Luke Ellery, senior director and analyst at Gartner believes its crucial for CIOs to assess the risks before making a purchase, bearing in mind that the end product didn’t come from a single source.

“The onus is always on the buyer to assess the risks before making a purchase,” he said. “Many organisations have IT vendor risk management programs, to assess the risk that IT vendors pose to their organisation.”

These risk assessments typically cover cybersecurity, geographic, financial, and operational risk – to determine what controls the vendor has in place.

“Often this is conducted by a vendor questionnaire, however depending upon the nature of the service, organisations often look for evidence that the vendor’s controls are actually in place and effective,” he said. “The verification of vendor controls is typically conducted through rating services, an audit by a consulting firm, or direct audit by the organisation.”

According to Ellery organisations in regulated industries, such as financial service or healthcare, as well as government institutions, typically have more sophisticated IT vendor risk management programs and perform a triage process to determine which risks must be evaluated for the product or service being acquired.

“However not all risk mitigations occur on the vendor side – organisations often implement additional controls or mitigations to protect themselves, such as encryption or two factor authentications,” he said. “IT vendor risk management does seem to be an increasing priority in the APAC region, as some industries are playing catch up in comparison to their international peers.”

Although technology vendors perform an increasingly important role in our organisations, supporting both critical business processes and resilience to unforeseen events.

In case of emergency

However, in the face of a disaster or business disruption, an economic downturn, or a critical vendor’s failure, most do not have a contingency plan, and most plans that do exist are paper plans — they are untested, not updated and never enacted.

This is complicated by potential anxiety in the risk of the response to the disaster, which may involve terminating long-standing agreements, negotiating critical agreements at pace, or developing a response strategy on the run. For broad-based events such as economic downturns, the impact may involve many vendors.

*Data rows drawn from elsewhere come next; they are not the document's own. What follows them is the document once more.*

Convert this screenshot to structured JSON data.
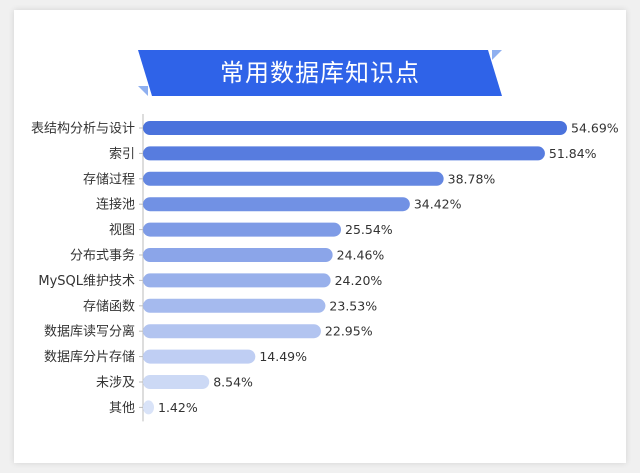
{
  "colors": {
    "banner": "#2f63e8",
    "banner_accent": "#8fb0f0",
    "bar_dark": "#4a72dc",
    "bar_light": "#d9e3f8",
    "axis": "#bbbbbb"
  },
  "chart_data": {
    "type": "bar",
    "orientation": "horizontal",
    "title": "常用数据库知识点",
    "categories": [
      "表结构分析与设计",
      "索引",
      "存储过程",
      "连接池",
      "视图",
      "分布式事务",
      "MySQL维护技术",
      "存储函数",
      "数据库读写分离",
      "数据库分片存储",
      "未涉及",
      "其他"
    ],
    "values": [
      54.69,
      51.84,
      38.78,
      34.42,
      25.54,
      24.46,
      24.2,
      23.53,
      22.95,
      14.49,
      8.54,
      1.42
    ],
    "value_labels": [
      "54.69%",
      "51.84%",
      "38.78%",
      "34.42%",
      "25.54%",
      "24.46%",
      "24.20%",
      "23.53%",
      "22.95%",
      "14.49%",
      "8.54%",
      "1.42%"
    ],
    "xlim": [
      0,
      100
    ],
    "grid": false,
    "legend": "none",
    "xlabel": "",
    "ylabel": ""
  }
}
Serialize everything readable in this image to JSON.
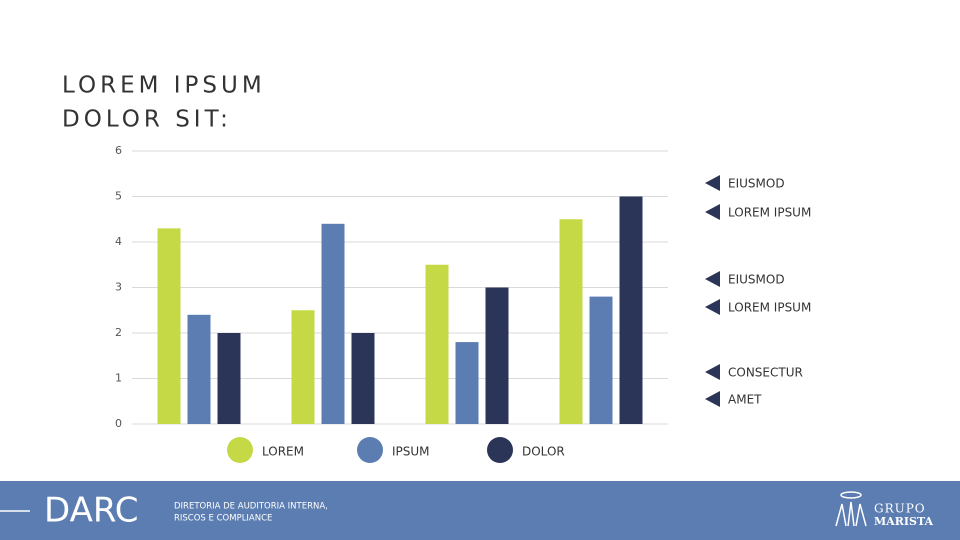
{
  "slide": {
    "title": [
      "LOREM IPSUM",
      "DOLOR SIT:"
    ],
    "annotations": [
      "EIUSMOD",
      "LOREM IPSUM",
      "EIUSMOD",
      "LOREM IPSUM",
      "CONSECTUR",
      "AMET"
    ],
    "footer": {
      "brand": "DARC",
      "subtitle": [
        "DIRETORIA DE AUDITORIA INTERNA,",
        "RISCOS E COMPLIANCE"
      ],
      "logo": [
        "GRUPO",
        "MARISTA"
      ]
    }
  },
  "chart_data": {
    "type": "bar",
    "categories": [
      null,
      null,
      null,
      null
    ],
    "series": [
      {
        "name": "LOREM",
        "color": "#c5d846",
        "values": [
          4.3,
          2.5,
          3.5,
          4.5
        ]
      },
      {
        "name": "IPSUM",
        "color": "#5b7db1",
        "values": [
          2.4,
          4.4,
          1.8,
          2.8
        ]
      },
      {
        "name": "DOLOR",
        "color": "#2b3558",
        "values": [
          2,
          2,
          3,
          5
        ]
      }
    ],
    "ylim": [
      0,
      6
    ],
    "yticks": [
      0,
      1,
      2,
      3,
      4,
      5,
      6
    ],
    "grid": true,
    "legend": "bottom"
  }
}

If a vendor’s contingency plan doesn’t exist, is untested, or isn’t actionable, senior IT decision makers must devise a crisis plan in crisis mode, said Gartner.

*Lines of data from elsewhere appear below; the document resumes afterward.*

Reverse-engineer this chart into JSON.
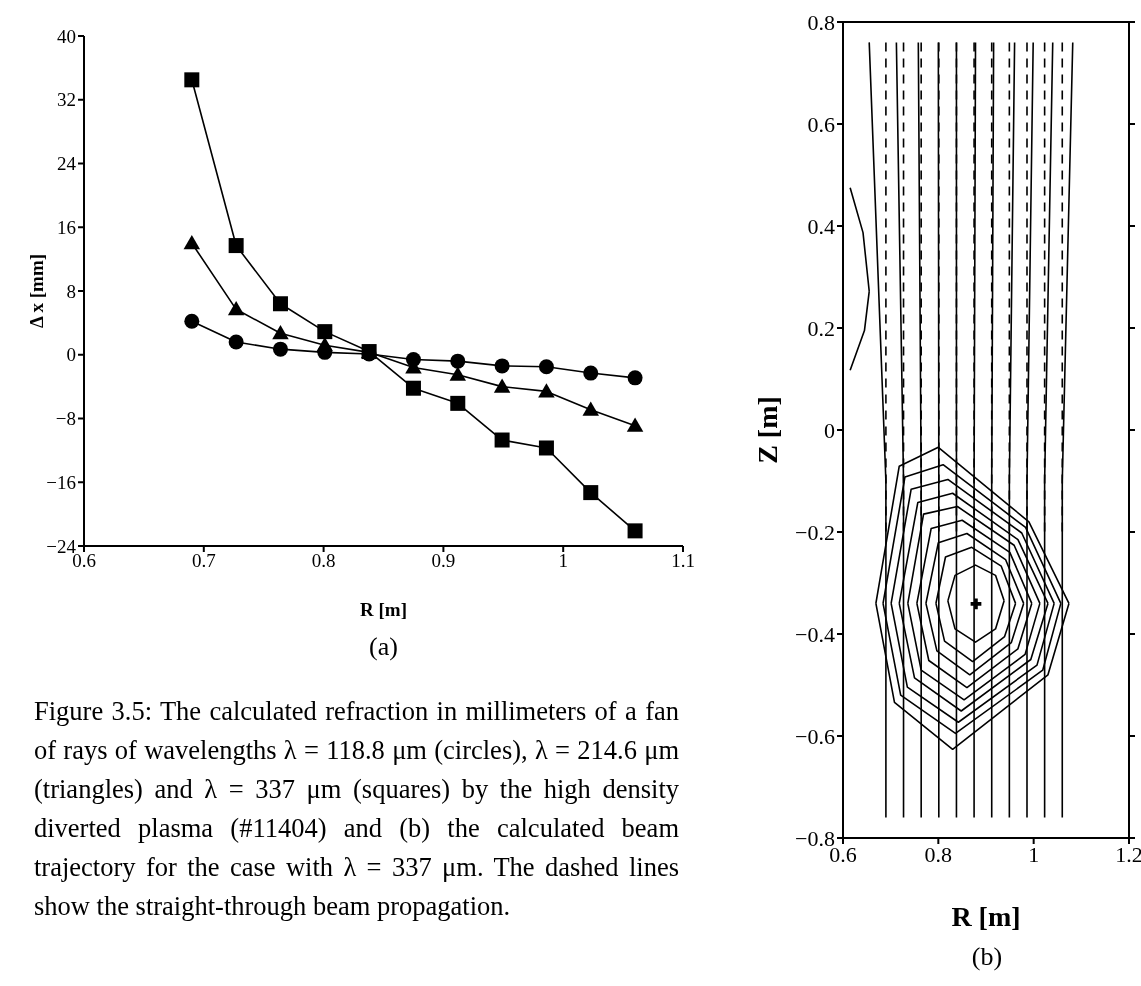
{
  "chart_data": [
    {
      "type": "line",
      "title": "(a)",
      "xlabel": "R [m]",
      "ylabel": "Δ x [mm]",
      "xlim": [
        0.6,
        1.1
      ],
      "xticks": [
        0.6,
        0.7,
        0.8,
        0.9,
        1,
        1.1
      ],
      "ylim": [
        -24,
        40
      ],
      "yticks": [
        {
          "value": -24,
          "label": "−24"
        },
        {
          "value": -16,
          "label": "−16"
        },
        {
          "value": -8,
          "label": "−8"
        },
        0,
        8,
        16,
        24,
        32,
        40
      ],
      "x": [
        0.69,
        0.727,
        0.764,
        0.801,
        0.838,
        0.875,
        0.912,
        0.949,
        0.986,
        1.023,
        1.06
      ],
      "series": [
        {
          "color": "#000000",
          "marker": "circle",
          "values": [
            4.2,
            1.6,
            0.7,
            0.3,
            0.1,
            -0.6,
            -0.8,
            -1.4,
            -1.5,
            -2.3,
            -2.9
          ]
        },
        {
          "color": "#000000",
          "marker": "triangle",
          "values": [
            14.0,
            5.7,
            2.7,
            1.2,
            0.3,
            -1.6,
            -2.5,
            -4.0,
            -4.6,
            -6.9,
            -8.9
          ]
        },
        {
          "color": "#000000",
          "marker": "square",
          "values": [
            34.5,
            13.7,
            6.4,
            2.9,
            0.4,
            -4.2,
            -6.1,
            -10.7,
            -11.7,
            -17.3,
            -22.1
          ]
        }
      ],
      "annotations": [
        "Figure 3.5: The calculated refraction in millimeters of a fan of rays of wavelengths λ = 118.8 μm (circles), λ = 214.6 μm (triangles) and λ = 337 μm (squares) by the high density diverted plasma (#11404) and (b) the calculated beam trajectory for the case with λ = 337 μm. The dashed lines show the straight-through beam propagation."
      ]
    },
    {
      "type": "line",
      "title": "(b)",
      "xlabel": "R [m]",
      "ylabel": "Z [m]",
      "xlim": [
        0.6,
        1.2
      ],
      "xticks": [
        0.6,
        0.8,
        1,
        1.2
      ],
      "ylim": [
        -0.8,
        0.8
      ],
      "yticks": [
        {
          "value": -0.8,
          "label": "−0.8"
        },
        {
          "value": -0.6,
          "label": "−0.6"
        },
        {
          "value": -0.4,
          "label": "−0.4"
        },
        {
          "value": -0.2,
          "label": "−0.2"
        },
        0,
        0.2,
        0.4,
        0.6,
        0.8
      ],
      "series": [
        {
          "color": "#000000",
          "line_style": "solid",
          "x": [
            0.655,
            0.69,
            0.69
          ],
          "values": [
            0.76,
            -0.1,
            -0.76
          ]
        },
        {
          "color": "#000000",
          "line_style": "solid",
          "x": [
            0.712,
            0.727,
            0.727
          ],
          "values": [
            0.76,
            -0.1,
            -0.76
          ]
        },
        {
          "color": "#000000",
          "line_style": "solid",
          "x": [
            0.758,
            0.764,
            0.764
          ],
          "values": [
            0.76,
            -0.1,
            -0.76
          ]
        },
        {
          "color": "#000000",
          "line_style": "solid",
          "x": [
            0.8,
            0.801,
            0.801
          ],
          "values": [
            0.76,
            -0.1,
            -0.76
          ]
        },
        {
          "color": "#000000",
          "line_style": "solid",
          "x": [
            0.838,
            0.838,
            0.838
          ],
          "values": [
            0.76,
            -0.1,
            -0.76
          ]
        },
        {
          "color": "#000000",
          "line_style": "solid",
          "x": [
            0.878,
            0.875,
            0.875
          ],
          "values": [
            0.76,
            -0.1,
            -0.76
          ]
        },
        {
          "color": "#000000",
          "line_style": "solid",
          "x": [
            0.916,
            0.912,
            0.912
          ],
          "values": [
            0.76,
            -0.1,
            -0.76
          ]
        },
        {
          "color": "#000000",
          "line_style": "solid",
          "x": [
            0.96,
            0.949,
            0.949
          ],
          "values": [
            0.76,
            -0.1,
            -0.76
          ]
        },
        {
          "color": "#000000",
          "line_style": "solid",
          "x": [
            0.999,
            0.986,
            0.986
          ],
          "values": [
            0.76,
            -0.1,
            -0.76
          ]
        },
        {
          "color": "#000000",
          "line_style": "solid",
          "x": [
            1.04,
            1.023,
            1.023
          ],
          "values": [
            0.76,
            -0.1,
            -0.76
          ]
        },
        {
          "color": "#000000",
          "line_style": "solid",
          "x": [
            1.082,
            1.06,
            1.06
          ],
          "values": [
            0.76,
            -0.1,
            -0.76
          ]
        },
        {
          "color": "#000000",
          "line_style": "dashed",
          "x": [
            0.69,
            0.69
          ],
          "values": [
            0.76,
            -0.2
          ]
        },
        {
          "color": "#000000",
          "line_style": "dashed",
          "x": [
            0.727,
            0.727
          ],
          "values": [
            0.76,
            -0.2
          ]
        },
        {
          "color": "#000000",
          "line_style": "dashed",
          "x": [
            0.764,
            0.764
          ],
          "values": [
            0.76,
            -0.2
          ]
        },
        {
          "color": "#000000",
          "line_style": "dashed",
          "x": [
            0.801,
            0.801
          ],
          "values": [
            0.76,
            -0.2
          ]
        },
        {
          "color": "#000000",
          "line_style": "dashed",
          "x": [
            0.838,
            0.838
          ],
          "values": [
            0.76,
            -0.2
          ]
        },
        {
          "color": "#000000",
          "line_style": "dashed",
          "x": [
            0.875,
            0.875
          ],
          "values": [
            0.76,
            -0.2
          ]
        },
        {
          "color": "#000000",
          "line_style": "dashed",
          "x": [
            0.912,
            0.912
          ],
          "values": [
            0.76,
            -0.2
          ]
        },
        {
          "color": "#000000",
          "line_style": "dashed",
          "x": [
            0.949,
            0.949
          ],
          "values": [
            0.76,
            -0.2
          ]
        },
        {
          "color": "#000000",
          "line_style": "dashed",
          "x": [
            0.986,
            0.986
          ],
          "values": [
            0.76,
            -0.2
          ]
        },
        {
          "color": "#000000",
          "line_style": "dashed",
          "x": [
            1.023,
            1.023
          ],
          "values": [
            0.76,
            -0.2
          ]
        },
        {
          "color": "#000000",
          "line_style": "dashed",
          "x": [
            1.06,
            1.06
          ],
          "values": [
            0.76,
            -0.2
          ]
        },
        {
          "color": "#000000",
          "line_style": "solid",
          "x": [
            0.669,
            0.718,
            0.8,
            0.99,
            1.074,
            null,
            0.669,
            0.708,
            0.83,
            1.03,
            1.074
          ],
          "values": [
            -0.34,
            -0.071,
            -0.034,
            -0.18,
            -0.34,
            null,
            -0.34,
            -0.534,
            -0.626,
            -0.48,
            -0.34
          ]
        },
        {
          "color": "#000000",
          "line_style": "solid",
          "x": [
            0.684,
            0.73,
            0.81,
            0.983,
            1.057,
            null,
            0.684,
            0.721,
            0.836,
            1.019,
            1.057
          ],
          "values": [
            -0.34,
            -0.092,
            -0.068,
            -0.191,
            -0.34,
            null,
            -0.34,
            -0.52,
            -0.595,
            -0.471,
            -0.34
          ]
        },
        {
          "color": "#000000",
          "line_style": "solid",
          "x": [
            0.701,
            0.743,
            0.82,
            0.975,
            1.043,
            null,
            0.701,
            0.735,
            0.842,
            1.007,
            1.043
          ],
          "values": [
            -0.34,
            -0.116,
            -0.097,
            -0.202,
            -0.34,
            null,
            -0.34,
            -0.504,
            -0.573,
            -0.461,
            -0.34
          ]
        },
        {
          "color": "#000000",
          "line_style": "solid",
          "x": [
            0.718,
            0.757,
            0.83,
            0.967,
            1.03,
            null,
            0.718,
            0.75,
            0.848,
            0.994,
            1.03
          ],
          "values": [
            -0.34,
            -0.142,
            -0.124,
            -0.215,
            -0.34,
            null,
            -0.34,
            -0.486,
            -0.551,
            -0.45,
            -0.34
          ]
        },
        {
          "color": "#000000",
          "line_style": "solid",
          "x": [
            0.736,
            0.769,
            0.84,
            0.959,
            1.013,
            null,
            0.736,
            0.764,
            0.854,
            0.982,
            1.013
          ],
          "values": [
            -0.34,
            -0.165,
            -0.15,
            -0.226,
            -0.34,
            null,
            -0.34,
            -0.471,
            -0.529,
            -0.44,
            -0.34
          ]
        },
        {
          "color": "#000000",
          "line_style": "solid",
          "x": [
            0.755,
            0.785,
            0.85,
            0.95,
            0.996,
            null,
            0.755,
            0.78,
            0.86,
            0.967,
            0.996
          ],
          "values": [
            -0.34,
            -0.193,
            -0.177,
            -0.24,
            -0.34,
            null,
            -0.34,
            -0.452,
            -0.505,
            -0.429,
            -0.34
          ]
        },
        {
          "color": "#000000",
          "line_style": "solid",
          "x": [
            0.774,
            0.8,
            0.86,
            0.941,
            0.979,
            null,
            0.774,
            0.797,
            0.866,
            0.953,
            0.979
          ],
          "values": [
            -0.34,
            -0.221,
            -0.203,
            -0.254,
            -0.34,
            null,
            -0.34,
            -0.433,
            -0.48,
            -0.417,
            -0.34
          ]
        },
        {
          "color": "#000000",
          "line_style": "solid",
          "x": [
            0.795,
            0.815,
            0.87,
            0.932,
            0.962,
            null,
            0.795,
            0.813,
            0.872,
            0.939,
            0.962
          ],
          "values": [
            -0.34,
            -0.249,
            -0.23,
            -0.267,
            -0.34,
            null,
            -0.34,
            -0.414,
            -0.454,
            -0.405,
            -0.34
          ]
        },
        {
          "color": "#000000",
          "line_style": "solid",
          "x": [
            0.82,
            0.835,
            0.878,
            0.92,
            0.938,
            null,
            0.82,
            0.835,
            0.878,
            0.92,
            0.938
          ],
          "values": [
            -0.335,
            -0.285,
            -0.265,
            -0.285,
            -0.335,
            null,
            -0.335,
            -0.39,
            -0.416,
            -0.39,
            -0.335
          ]
        },
        {
          "color": "#000000",
          "line_style": "solid",
          "x": [
            0.615,
            0.642,
            0.655,
            null,
            0.615,
            0.645,
            0.655
          ],
          "values": [
            0.475,
            0.387,
            0.272,
            null,
            0.117,
            0.195,
            0.272
          ]
        },
        {
          "type": "scatter",
          "color": "#000000",
          "marker": "cross",
          "x": [
            0.879
          ],
          "values": [
            -0.341
          ]
        }
      ]
    }
  ]
}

They need to minimise business disruption by determining:

  • Which vendors to focus on
  • What actions are to be taken
  • What risks are worth focusing on.

Gartner states it will be important for them to expedite decisions by monitoring key risk categories that determine when to invoke your planned contingency response, and then implement the response with the support of key business stakeholders.

Improve your future business risk resilience by conducting a post incident review, and determine actions to formalise you vendor risk management capabilities.